The number of same-sex couples with access to legal marriage has grown rapidly in the past 10 years. Yet we still know very little about how gay men and lesbians experience marriage and the ways it impacts their lives. Abigail will present findings from her extensive interview and survey research with gay men and lesbians in Massachusetts, which was the first state to offer legal same-sex marriage. Focusing on their decisions to marry or not marry, she will show how gaining access to marriage has shaped gay men and lesbians’ relationship aspirations and experiences as well as examine whether marriage is becoming institutionalized among same-sex couples.
Abigail Ocobock is a PhD Candidate in Sociology at the University of Chicago, and a Dissertation Fellow at the Center for the Study of Gender and Sexualities there. She has a BA in Politics from the University of East Anglia (UK) and a Masters in Comparative Social Policy from Oxford University. She is interested in how institutions shape and constrain our relationship and family experiences. Her dissertation focuses on marriage as a new institutional context in gay men and lesbians’ lives. Abigail’s work has been published in The Journal of Marriage and Family and has won the American Sociological Association Sexualities and Family Sections Best Graduate Student Paper Awards.

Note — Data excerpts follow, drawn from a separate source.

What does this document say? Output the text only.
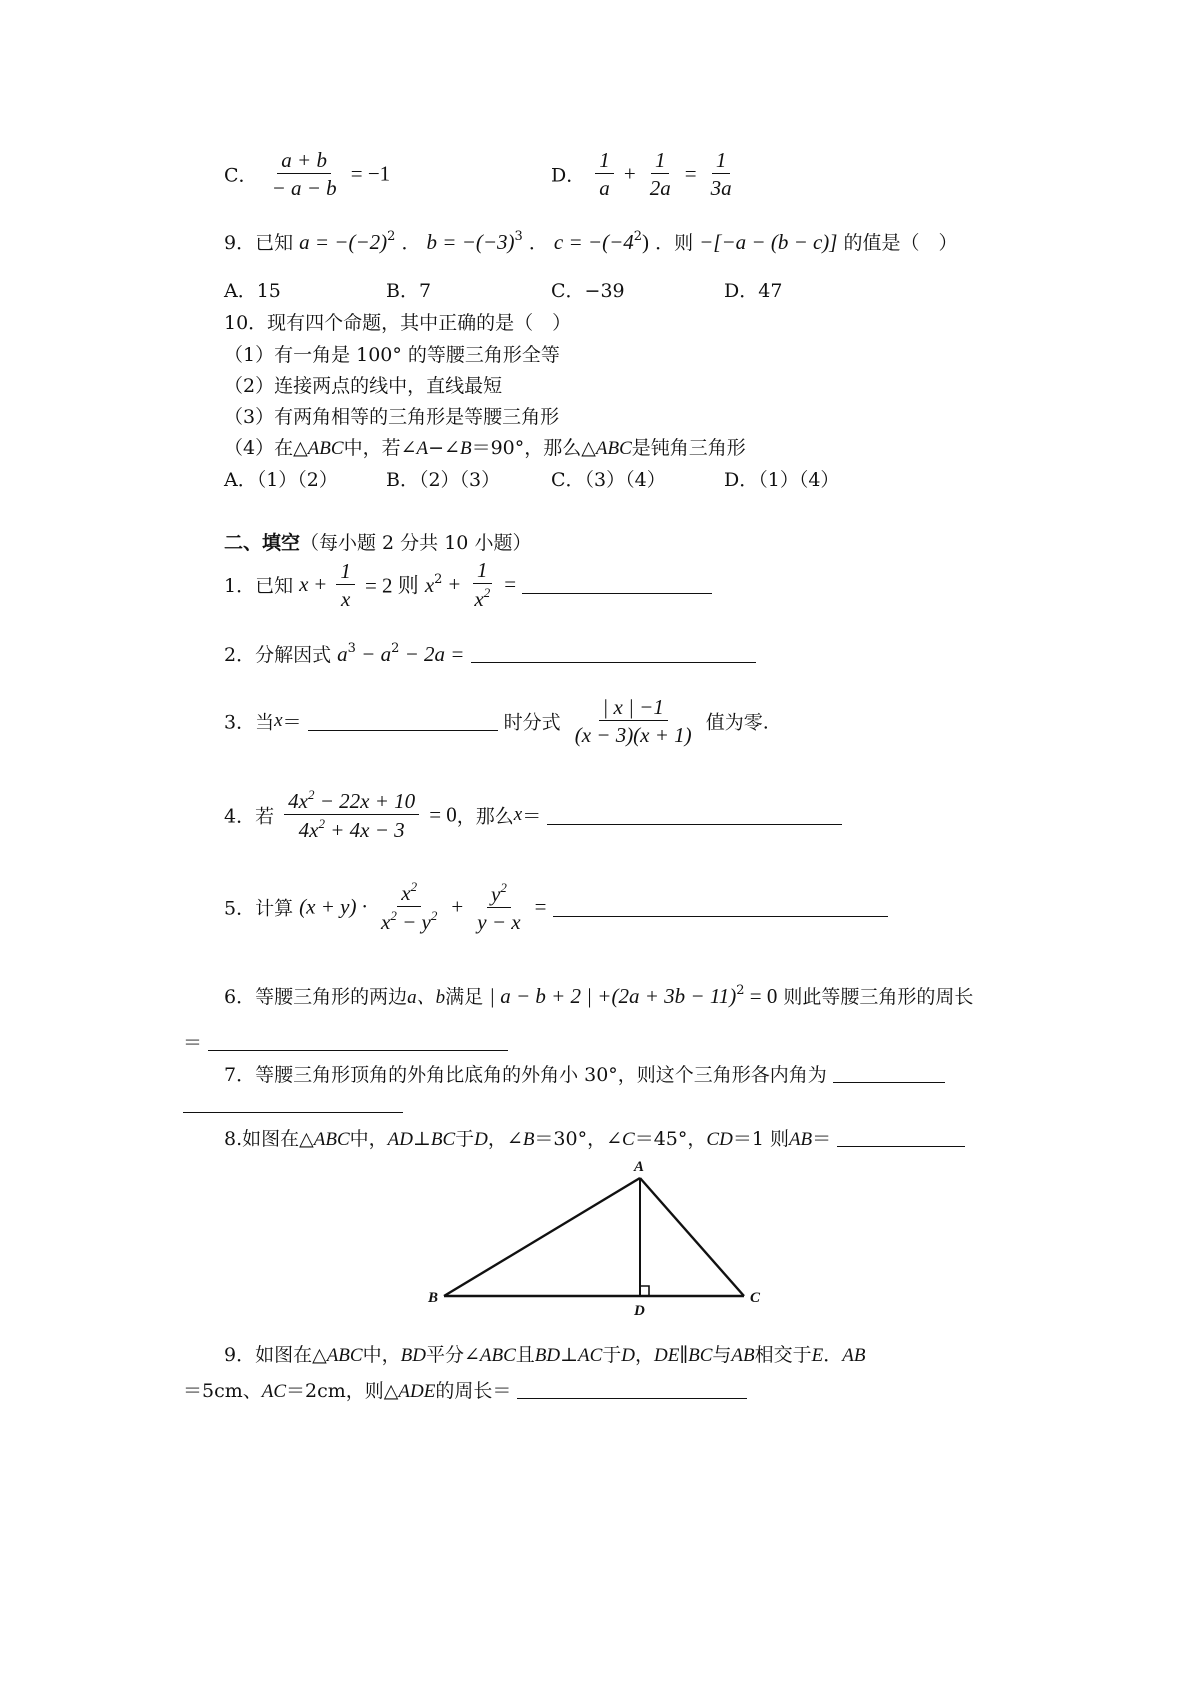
C． $\frac{a + b}{- a - b} = -1$	D． $\frac{1}{a} + \frac{1}{2a} = \frac{1}{3a}$
9．已知 $a = -(-2)^2$ ． $b = -(-3)^3$ ． $c = -(-4^2)$ ．则 −[−a − (b − c)] 的值是（　）
A．15	B．7	C．−39	D．47
10．现有四个命题，其中正确的是（　）
（1）有一角是 100° 的等腰三角形全等
（2）连接两点的线中，直线最短
（3）有两角相等的三角形是等腰三角形
（4）在△ABC中，若∠A−∠B＝90°，那么△ABC是钝角三角形
A．（1）（2）	B．（2）（3）	C．（3）（4）	D．（1）（4）
二、填空（每小题 2 分共 10 小题）
1．已知 $x + \frac{1}{x} = 2$ 则 $x^2 + \frac{1}{x^2}$ =
2．分解因式 $a^3 - a^2 - 2a$ =
3．当x＝	时分式 $\frac{| x | -1}{(x - 3)(x + 1)}$ 值为零.
4．若 $\frac{4x^2 - 22x + 10}{4x^2 + 4x - 3} = 0$，那么x＝
5．计算 $(x + y) \cdot \frac{x^2}{x^2 - y^2} + \frac{y^2}{y - x}$ =
6．等腰三角形的两边a、b满足 | a − b + 2 | $+(2a + 3b - 11)^2 = 0$ 则此等腰三角形的周长
＝
7．等腰三角形顶角的外角比底角的外角小 30°，则这个三角形各内角为
8.如图在△ABC中，AD⊥BC于D，∠B＝30°，∠C＝45°，CD＝1 则AB＝
A
B	C
D
9．如图在△ABC中，BD平分∠ABC且BD⊥AC于D，DE∥BC与AB相交于E．AB
＝5cm、AC＝2cm，则△ADE的周长＝
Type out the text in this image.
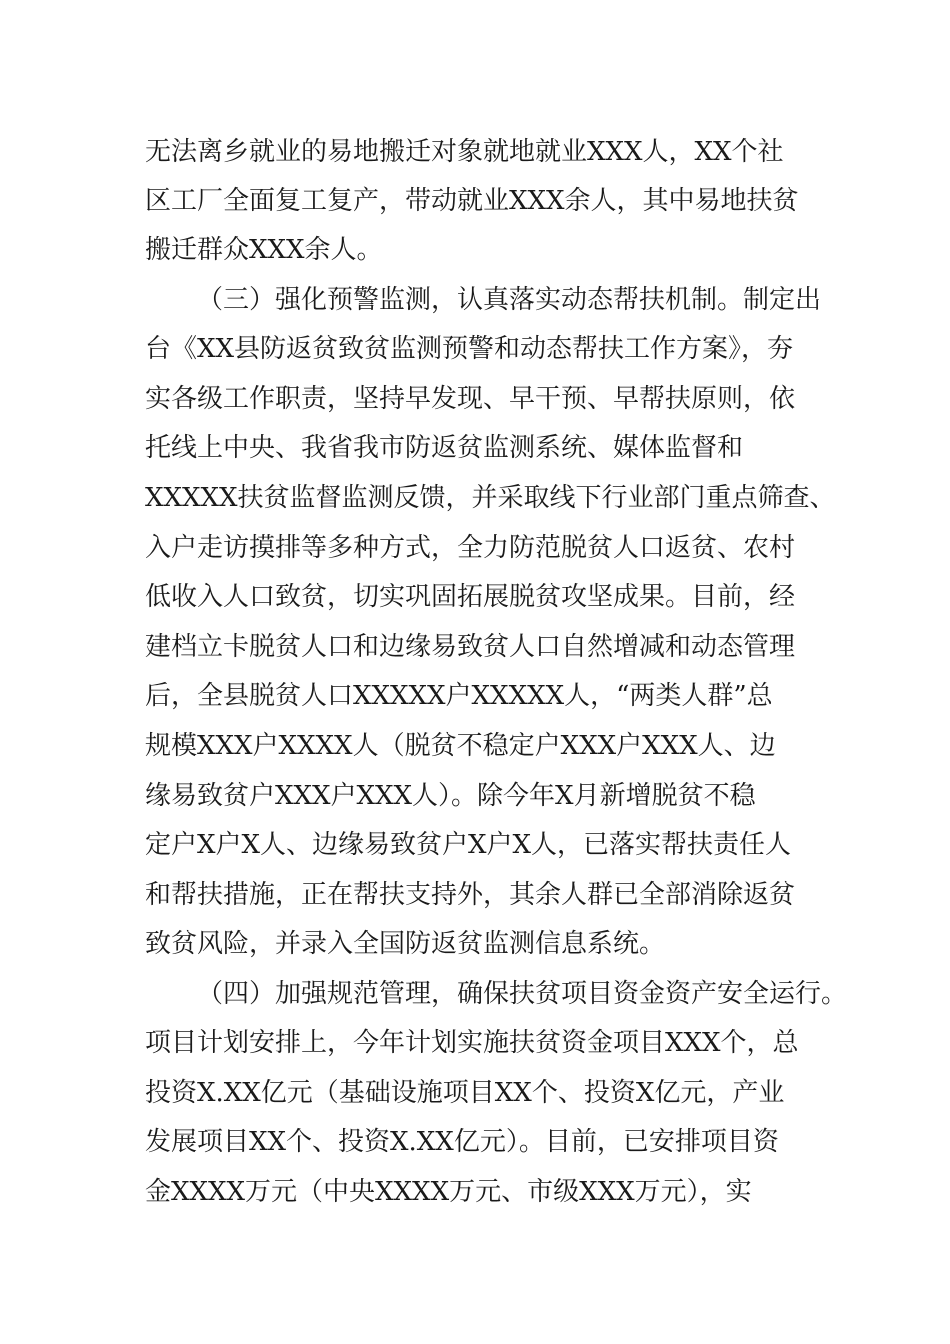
无法离乡就业的易地搬迁对象就地就业XXX人，XX个社

区工厂全面复工复产，带动就业XXX余人，其中易地扶贫

搬迁群众XXX余人。

（三）强化预警监测，认真落实动态帮扶机制。制定出

台《XX县防返贫致贫监测预警和动态帮扶工作方案》，夯

实各级工作职责，坚持早发现、早干预、早帮扶原则，依

托线上中央、我省我市防返贫监测系统、媒体监督和

XXXXX扶贫监督监测反馈，并采取线下行业部门重点筛查、

入户走访摸排等多种方式，全力防范脱贫人口返贫、农村

低收入人口致贫，切实巩固拓展脱贫攻坚成果。目前，经

建档立卡脱贫人口和边缘易致贫人口自然增减和动态管理

后，全县脱贫人口XXXXX户XXXXX人，“两类人群”总

规模XXX户XXXX人（脱贫不稳定户XXX户XXX人、边

缘易致贫户XXX户XXX人）。除今年X月新增脱贫不稳

定户X户X人、边缘易致贫户X户X人，已落实帮扶责任人

和帮扶措施，正在帮扶支持外，其余人群已全部消除返贫

致贫风险，并录入全国防返贫监测信息系统。

（四）加强规范管理，确保扶贫项目资金资产安全运行。

项目计划安排上，今年计划实施扶贫资金项目XXX个，总

投资X.XX亿元（基础设施项目XX个、投资X亿元，产业

发展项目XX个、投资X.XX亿元）。目前，已安排项目资

金XXXX万元（中央XXXX万元、市级XXX万元），实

In order to advance the program’s commitment to inter-disciplinary research and inquiry into the subject of gender, the Gender Studies Program is pleased to announce an upcoming series of research workshops. The events will include presentations by advanced undergraduates majoring in Gender Studies as well as graduate students and faculty members from a variety of departments who work in the area of gender and sexuality. The workshop will begin with the week’s presenter giving a brief lecture on his or her current research in the field, followed by a seminar-style discussion.